~ Bukan persiapan menyambut corona
Ini bukan pesan atau imbauan ala-ala forkompida. Sebagai website yang mendedikasikan diri sebagai tempat anak muda bersuara, Breedie hanya ingin memberikan sedikit pandangan yang layak diketahui khalayak.
Tentu saja, puasa tahun 2020 ini berbeda dibandingkan tahun-tahun sebelumnya. Seluruh dunia sedang sibuk menghadapi corona.
Wabah ini membuat kita mesti berjarak dari sesama, menjauh dari kerumunan, dan tidak berlama-lama di luar rumah, serta melakukan beberapa pantangan lain.
Semua itu adalah antitesis dari puasa itu sendiri. Ramadan adalah bulan di mana kita tidak dianjurkan berjarak dengan sesama, tidak menjauh dari kerumunan, dan tidak boleh tidak berlama-lama di masjid atau meunasah.
Dulu, bocah-bocah di kota maupun di kampung menjalani puasa selama sebulan penuh dengan ceria.
Puasa seolah-olah hari raya karena dilalui dengan sukacita yang dimulai sejak hari pertama puasa. Selepas magrib di hari meugang terakhir, di meunasah atau langgar biasanya akan ada khauri atau kenduri.
Orang-orang membawa makanan yang dimasak dari rumahnya dalam talam bertudung untuk disantap bersama-sama.

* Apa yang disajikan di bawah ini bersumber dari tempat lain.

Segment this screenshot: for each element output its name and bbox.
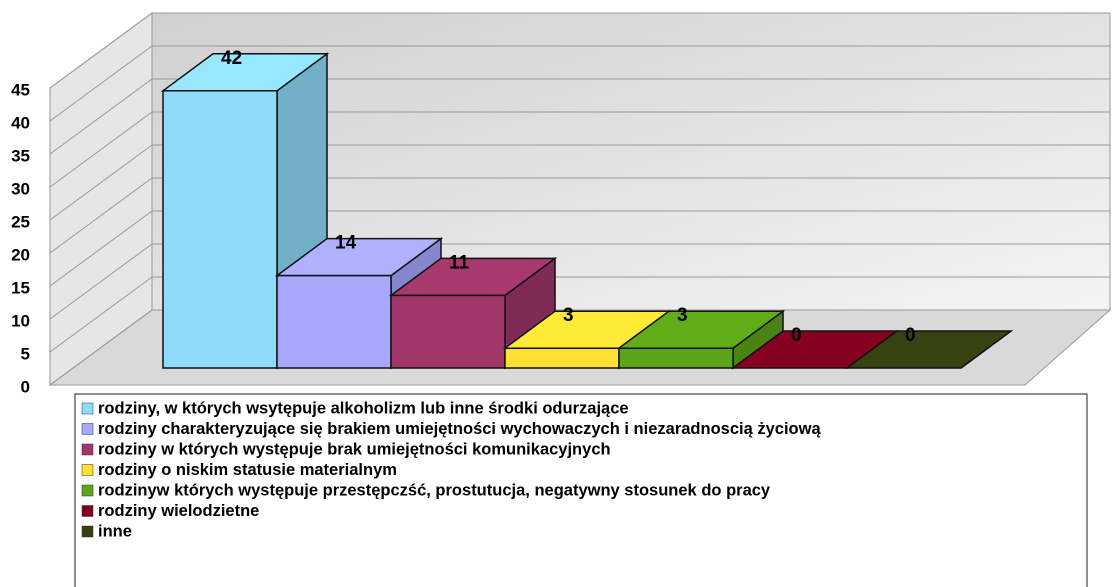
grid-line bbox=[49, 12, 153, 89]
grid-line bbox=[49, 210, 153, 287]
legend-label: rodziny w których występuje brak umiejęt… bbox=[98, 440, 611, 458]
bar-top bbox=[844, 330, 1014, 369]
legend-frame bbox=[74, 393, 1088, 587]
legend-swatch bbox=[81, 423, 94, 435]
grid-line bbox=[49, 111, 153, 188]
legend-swatch bbox=[81, 484, 94, 497]
grid-line bbox=[49, 78, 153, 155]
data-label: 0 bbox=[791, 325, 802, 346]
grid-line bbox=[49, 243, 153, 320]
legend-label: rodziny charakteryzujące się brakiem umi… bbox=[98, 420, 821, 438]
y-tick-label: 45 bbox=[11, 80, 30, 99]
bar-front bbox=[390, 294, 506, 369]
data-label: 11 bbox=[449, 252, 470, 273]
bar-front bbox=[276, 274, 392, 369]
data-label: 0 bbox=[905, 325, 916, 346]
y-tick-label: 25 bbox=[11, 212, 30, 231]
grid-line bbox=[49, 45, 153, 122]
y-tick-label: 30 bbox=[11, 179, 30, 198]
grid-line bbox=[49, 144, 153, 221]
grid-line bbox=[49, 276, 153, 353]
bar-front bbox=[504, 347, 620, 369]
y-tick-label: 15 bbox=[11, 278, 30, 297]
legend-label: inne bbox=[98, 522, 132, 540]
data-label: 3 bbox=[563, 305, 574, 326]
grid-line bbox=[49, 177, 153, 254]
legend-label: rodziny wielodzietne bbox=[98, 502, 259, 520]
data-label: 14 bbox=[335, 233, 357, 254]
y-tick-label: 10 bbox=[11, 311, 30, 330]
legend-label: rodziny o niskim statusie materialnym bbox=[98, 461, 397, 479]
legend-swatch bbox=[81, 525, 94, 538]
legend-swatch bbox=[81, 505, 94, 517]
y-tick-label: 20 bbox=[11, 245, 30, 264]
legend-swatch bbox=[81, 402, 94, 415]
y-tick-label: 40 bbox=[11, 113, 30, 132]
legend-swatch bbox=[81, 464, 94, 476]
legend-label: rodziny, w których wsytępuje alkoholizm … bbox=[98, 399, 629, 417]
legend-label: rodzinyw których występuje przestępczść,… bbox=[98, 481, 771, 499]
y-tick-label: 0 bbox=[21, 377, 30, 396]
y-tick-label: 5 bbox=[21, 344, 30, 363]
bar-front bbox=[162, 90, 278, 369]
grid-line bbox=[49, 309, 153, 386]
bar-front bbox=[618, 347, 734, 369]
data-label: 3 bbox=[677, 305, 688, 326]
data-label: 42 bbox=[221, 48, 242, 69]
y-tick-label: 35 bbox=[11, 146, 30, 165]
legend-swatch bbox=[81, 443, 94, 456]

Menjelang azan magrib, selain orang-orang dewasa, tampak bocah-bocah dengan sarung tergelung di leher dan peci di kepala. Mereka ikut ambil bagian dalam seremoni itu.
Jika orang dewasa menempati posisi tengah meunasah, bocah-bocah cukup di emperannya. Kadang-kadang dekat tempat keranda mayit.
Tak mengapa, yang penting kebersamaannya. Berada dalam kerumunan yang sama dengan orang dewasa, membuat bocah-bocah itu merasa setara dan dianggap ada.
Yang lebih penting lagi, menunya sama dengan yang dimakan orang dewasa. Ada masak mirah, masak putih, dan beragam olahan daging sapi, kerbau, bebek, atau ayam yang dipotong pada hari meugang.
Rata-rata menu itu enak karena bumbunya sama, tidak rahasia, dan dimasak dengan niat sederhana menyambut bulan suci; bukan untuk dipajang di media sosial.
Setelah selesai magrib, talam bertudung saji sudah pasti hampir kosong. Tapi bau masakan daging masih tinggal.
Menyeruak dari tempat berdiri imam hingga ke tempat wudu dan halaman meunasah, tempat para bocah kini geureuop atau serdawa setelah kekenyangan menyantap sie makmeugang.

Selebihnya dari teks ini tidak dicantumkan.